Em 2025, a Argentina registrou 5.209 suicídios, de acordo com o relatório “Quando o suicídio aparece como uma opção na Argentina”, elaborado pelo Observatório de Política Criminal. O índice representa um aumento de 22,6% em relação ao ano anterior e indica uma taxa de 11,8 casos para cada 100 mil habitantes.
Esse cenário atinge de forma alarmante as gerações mais jovens. Dados de 2024 mostram que 45,3% dos suicídios envolveram pessoas entre 15 e 34 anos de idade, posicionando o ato como a principal causa de morte nessa faixa etária. Diante disso, o Ministério da Saúde argentino destaca que o problema é multifacetado, englobando fatores pessoais, familiares, sociais, culturais e comunitários, o que torna incorreto e estigmatizante reduzi-lo a um único motivo.
Uma abordagem de escuta e participação ativa
Diretrizes propostas pelo UNICEF Argentina demandam uma resposta interdisciplinar e intersetorial de apoio aos jovens. Mais do que analisar as estatísticas isoladamente, especialistas apontam que a prioridade deve ser compreender as relações de escuta construídas ao redor de adolescentes em sofrimento.

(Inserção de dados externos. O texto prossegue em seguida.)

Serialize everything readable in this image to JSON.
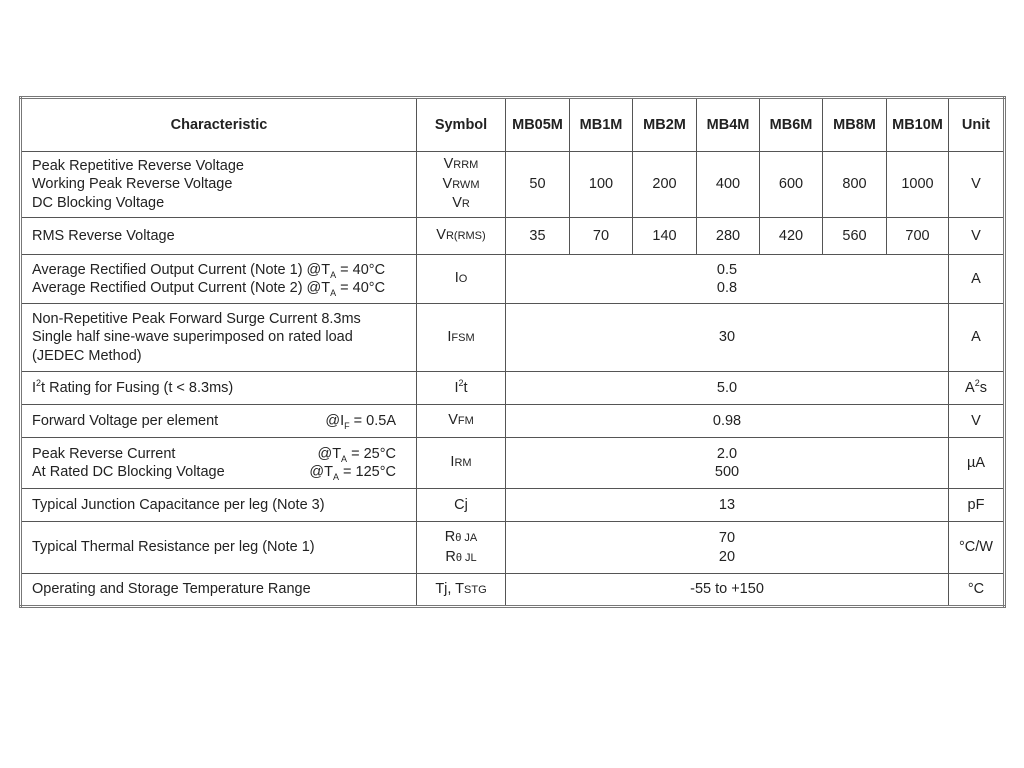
{
  "header": {
    "characteristic": "Characteristic",
    "symbol": "Symbol",
    "parts": [
      "MB05M",
      "MB1M",
      "MB2M",
      "MB4M",
      "MB6M",
      "MB8M",
      "MB10M"
    ],
    "unit": "Unit"
  },
  "rows": [
    {
      "h": 66,
      "char": [
        {
          "left": [
            {
              "t": "Peak Repetitive Reverse Voltage"
            }
          ]
        },
        {
          "left": [
            {
              "t": "Working Peak Reverse Voltage"
            }
          ]
        },
        {
          "left": [
            {
              "t": "DC Blocking Voltage"
            }
          ]
        }
      ],
      "sym": [
        [
          {
            "t": "V"
          },
          {
            "t": "RRM",
            "c": "sm"
          }
        ],
        [
          {
            "t": "V"
          },
          {
            "t": "RWM",
            "c": "sm"
          }
        ],
        [
          {
            "t": "V"
          },
          {
            "t": "R",
            "c": "sm"
          }
        ]
      ],
      "values": [
        "50",
        "100",
        "200",
        "400",
        "600",
        "800",
        "1000"
      ],
      "unit": [
        {
          "t": "V"
        }
      ]
    },
    {
      "h": 37,
      "char": [
        {
          "left": [
            {
              "t": "RMS Reverse Voltage"
            }
          ]
        }
      ],
      "sym": [
        [
          {
            "t": "V"
          },
          {
            "t": "R(RMS)",
            "c": "sm"
          }
        ]
      ],
      "values": [
        "35",
        "70",
        "140",
        "280",
        "420",
        "560",
        "700"
      ],
      "unit": [
        {
          "t": "V"
        }
      ]
    },
    {
      "h": 49,
      "char": [
        {
          "left": [
            {
              "t": "Average Rectified Output Current (Note 1) @T"
            },
            {
              "t": "A",
              "c": "sub"
            },
            {
              "t": " = 40°C"
            }
          ]
        },
        {
          "left": [
            {
              "t": "Average Rectified Output Current (Note 2) @T"
            },
            {
              "t": "A",
              "c": "sub"
            },
            {
              "t": " = 40°C"
            }
          ]
        }
      ],
      "sym": [
        [
          {
            "t": "I"
          },
          {
            "t": "O",
            "c": "sm"
          }
        ]
      ],
      "span": [
        "0.5",
        "0.8"
      ],
      "unit": [
        {
          "t": "A"
        }
      ]
    },
    {
      "h": 68,
      "char": [
        {
          "left": [
            {
              "t": "Non-Repetitive Peak Forward Surge Current 8.3ms"
            }
          ]
        },
        {
          "left": [
            {
              "t": "Single half sine-wave superimposed on rated load"
            }
          ]
        },
        {
          "left": [
            {
              "t": "(JEDEC Method)"
            }
          ]
        }
      ],
      "sym": [
        [
          {
            "t": "I"
          },
          {
            "t": "FSM",
            "c": "sm"
          }
        ]
      ],
      "span": [
        "30"
      ],
      "unit": [
        {
          "t": "A"
        }
      ]
    },
    {
      "h": 33,
      "char": [
        {
          "left": [
            {
              "t": "I"
            },
            {
              "t": "2",
              "c": "sup"
            },
            {
              "t": "t Rating for Fusing (t < 8.3ms)"
            }
          ]
        }
      ],
      "sym": [
        [
          {
            "t": "I"
          },
          {
            "t": "2",
            "c": "sup"
          },
          {
            "t": "t"
          }
        ]
      ],
      "span": [
        "5.0"
      ],
      "unit": [
        {
          "t": "A"
        },
        {
          "t": "2",
          "c": "sup"
        },
        {
          "t": "s"
        }
      ]
    },
    {
      "h": 33,
      "char": [
        {
          "left": [
            {
              "t": "Forward Voltage per element"
            }
          ],
          "right": [
            {
              "t": "@I"
            },
            {
              "t": "F",
              "c": "sub"
            },
            {
              "t": " = 0.5A"
            }
          ]
        }
      ],
      "sym": [
        [
          {
            "t": "V"
          },
          {
            "t": "FM",
            "c": "sm"
          }
        ]
      ],
      "span": [
        "0.98"
      ],
      "unit": [
        {
          "t": "V"
        }
      ]
    },
    {
      "h": 51,
      "char": [
        {
          "left": [
            {
              "t": "Peak Reverse Current"
            }
          ],
          "right": [
            {
              "t": "@T"
            },
            {
              "t": "A",
              "c": "sub"
            },
            {
              "t": " = 25°C"
            }
          ]
        },
        {
          "left": [
            {
              "t": "At Rated DC Blocking Voltage"
            }
          ],
          "right": [
            {
              "t": "@T"
            },
            {
              "t": "A",
              "c": "sub"
            },
            {
              "t": " = 125°C"
            }
          ]
        }
      ],
      "sym": [
        [
          {
            "t": "I"
          },
          {
            "t": "RM",
            "c": "sm"
          }
        ]
      ],
      "span": [
        "2.0",
        "500"
      ],
      "unit": [
        {
          "t": "µA"
        }
      ]
    },
    {
      "h": 33,
      "char": [
        {
          "left": [
            {
              "t": "Typical Junction Capacitance per leg (Note 3)"
            }
          ]
        }
      ],
      "sym": [
        [
          {
            "t": "Cj"
          }
        ]
      ],
      "span": [
        "13"
      ],
      "unit": [
        {
          "t": "pF"
        }
      ]
    },
    {
      "h": 52,
      "char": [
        {
          "left": [
            {
              "t": "Typical Thermal Resistance per leg (Note 1)"
            }
          ]
        }
      ],
      "sym": [
        [
          {
            "t": "R"
          },
          {
            "t": "θ JA",
            "c": "sm"
          }
        ],
        [
          {
            "t": "R"
          },
          {
            "t": "θ JL",
            "c": "sm"
          }
        ]
      ],
      "span": [
        "70",
        "20"
      ],
      "unit": [
        {
          "t": "°C/W"
        }
      ]
    },
    {
      "h": 33,
      "char": [
        {
          "left": [
            {
              "t": "Operating and Storage Temperature Range"
            }
          ]
        }
      ],
      "sym": [
        [
          {
            "t": "Tj, T"
          },
          {
            "t": "STG",
            "c": "sm"
          }
        ]
      ],
      "span": [
        "-55 to +150"
      ],
      "unit": [
        {
          "t": "°C"
        }
      ]
    }
  ]
}
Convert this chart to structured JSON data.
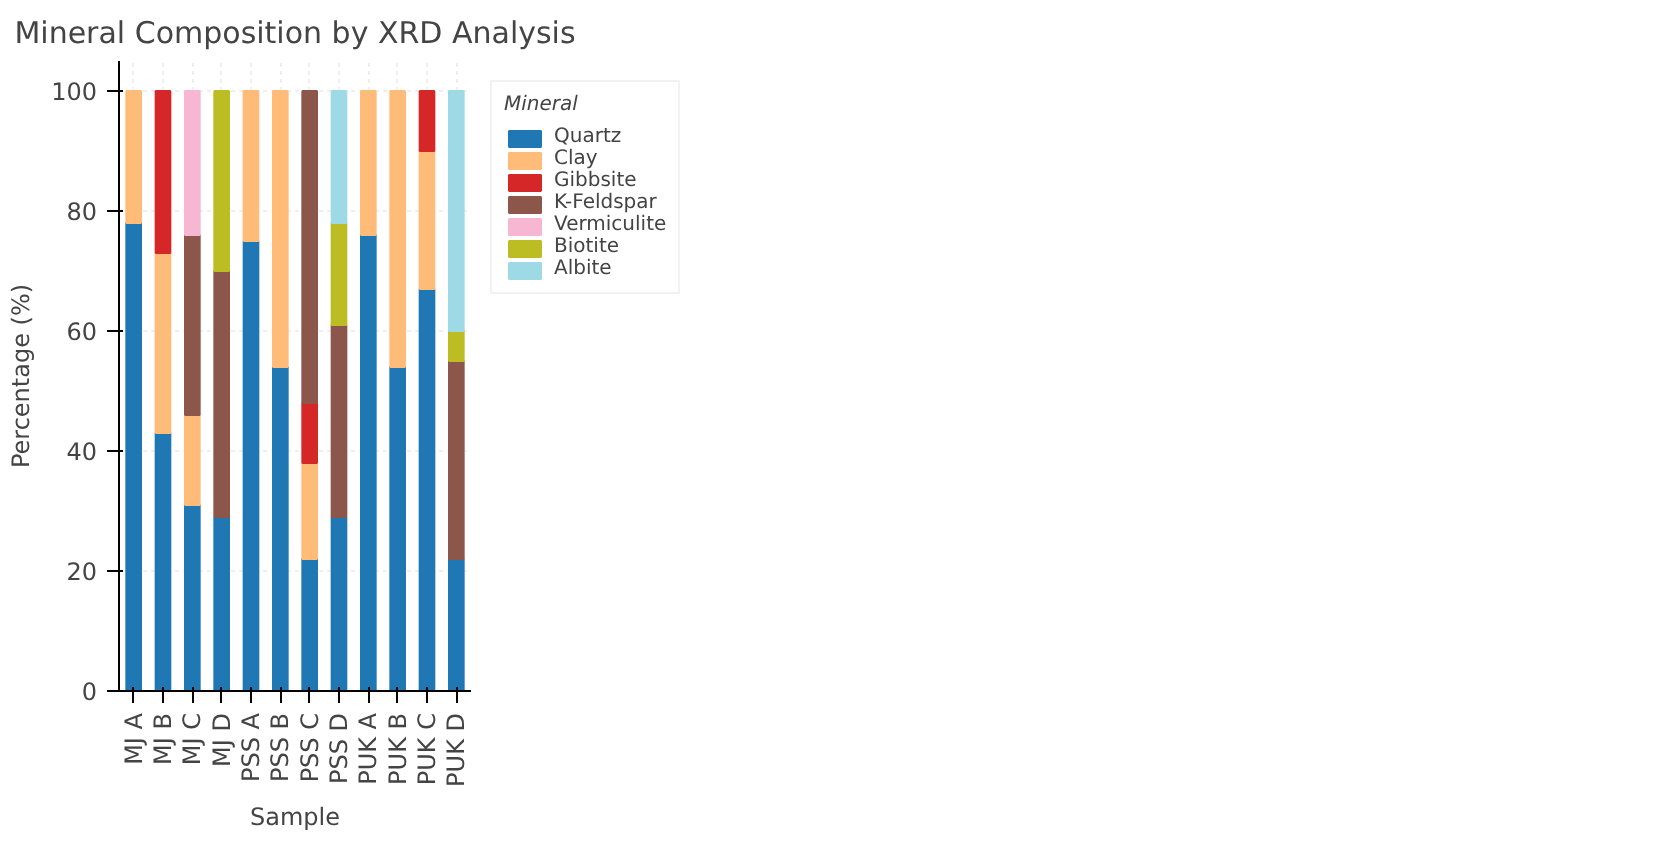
{
  "chart_data": {
    "type": "bar",
    "stacked": true,
    "title": "Mineral Composition by XRD Analysis",
    "xlabel": "Sample",
    "ylabel": "Percentage (%)",
    "legend_title": "Mineral",
    "legend": "top right",
    "grid": true,
    "ylim": [
      0,
      105
    ],
    "yticks": [
      0,
      20,
      40,
      60,
      80,
      100
    ],
    "categories": [
      "MJ A",
      "MJ B",
      "MJ C",
      "MJ D",
      "PSS A",
      "PSS B",
      "PSS C",
      "PSS D",
      "PUK A",
      "PUK B",
      "PUK C",
      "PUK D"
    ],
    "series": [
      {
        "name": "Quartz",
        "color": "#1f77b4",
        "values": [
          78,
          43,
          31,
          29,
          75,
          54,
          22,
          29,
          76,
          54,
          67,
          22
        ]
      },
      {
        "name": "Clay",
        "color": "#ffbb78",
        "values": [
          22,
          30,
          15,
          null,
          25,
          46,
          16,
          null,
          24,
          46,
          23,
          null
        ]
      },
      {
        "name": "Gibbsite",
        "color": "#d62728",
        "values": [
          null,
          27,
          null,
          null,
          null,
          null,
          10,
          null,
          null,
          null,
          10,
          null
        ]
      },
      {
        "name": "K-Feldspar",
        "color": "#8c564b",
        "values": [
          null,
          null,
          30,
          41,
          null,
          null,
          52,
          32,
          null,
          null,
          null,
          33
        ]
      },
      {
        "name": "Vermiculite",
        "color": "#f7b6d2",
        "values": [
          null,
          null,
          24,
          null,
          null,
          null,
          null,
          null,
          null,
          null,
          null,
          null
        ]
      },
      {
        "name": "Biotite",
        "color": "#bcbd22",
        "values": [
          null,
          null,
          null,
          30,
          null,
          null,
          null,
          17,
          null,
          null,
          null,
          5
        ]
      },
      {
        "name": "Albite",
        "color": "#9edae5",
        "values": [
          null,
          null,
          null,
          null,
          null,
          null,
          null,
          22,
          null,
          null,
          null,
          40
        ]
      }
    ]
  }
}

O cientista político especializado em educação Gastón Bruno defende que atividades destinadas a adolescentes não podem ser planejadas sem a participação ativa deles. Segundo o especialista, desconsiderar a perspectiva do jovem impede a construção de sentimentos de pertencimento e proximidade real.
Bruno salienta a importância de conhecer de perto os hábitos culturais, formas de entretenimento, interesses por jogos eletrônicos e modos de organização do tempo do público jovem. Ele pontua também que as escolas frequentemente carecem de espaços pequenos e seguros para diálogos e que o trabalho de voluntários em igrejas e organizações exige treinamento contínuo para escutar com respeito, evitar a romantização e reconhecer o momento de encaminhar o caso a um profissional.
A tensão entre pertencimento e exigência de perfeição
Para a psicóloga María Paula Zuccherino, jovens que frequentam comunidades de fé, como as evangélicas, enfrentam tensões específicas. Embora a vivência comunitária seja um fator de proteção, o medo do julgamento, a culpa excessiva e a cobrança interna para projetar uma imagem idealizada dificultam o compartilhamento de dores relacionadas à sexualidade, problemas familiares e conflitos pessoais.
A profissional enfatiza que a comunidade religiosa funciona como uma valiosa rede de suporte, porém jamais substitui o acompanhamento psicoterapêutico clínico. Ela aponta sinais de atenção que exigem aproximação cuidadosa dos adultos:
- Isolamento persistente e apatia.
- Irritabilidade e mudanças repentinas no comportamento.
- Alterações no padrão de sono e na alimentação.
- Queda de rendimento escolar e sentimento constante de vazio.
Personalização e diretrizes de acolhimento seguro
De acordo com a educadora Natalia Zukowski, a integração de um jovem ao grupo não deve ser estimada unicamente por sua frequência física a reuniões semanais. Demonstrar interesse real participando de suas atividades esportivas, exposições artísticas ou simplesmente enviando mensagens de apoio contribui diretamente para estabelecer confiança mútua.
Zukowski ressalta que muitos adolescentes aprendem a camuflar seu sofrimento fingindo que tudo está bem. Portanto, a resposta de acolhimento não pode ser moralizadora ou indiscreta, sob o risco de encerrar o diálogo em definitivo.
Após uma tentativa de suicídio ou ocorrência do ato, as recomendações de Zuccherino priorizam a privacidade e o amparo total à família. As diretrizes oficiais argentinas para a comunicação responsável orientam a evitar o sensacionalismo, não apontar culpados diretos e não sugerir o suicídio como uma reação esperada diante das adversidades.
Em casos de risco iminente, é indispensável contatar imediatamente os canais de emergência médica ou conduzir a pessoa ao pronto-socorro mais próximo, garantindo que ela não permaneça desacompanhada sob nenhuma hipótese.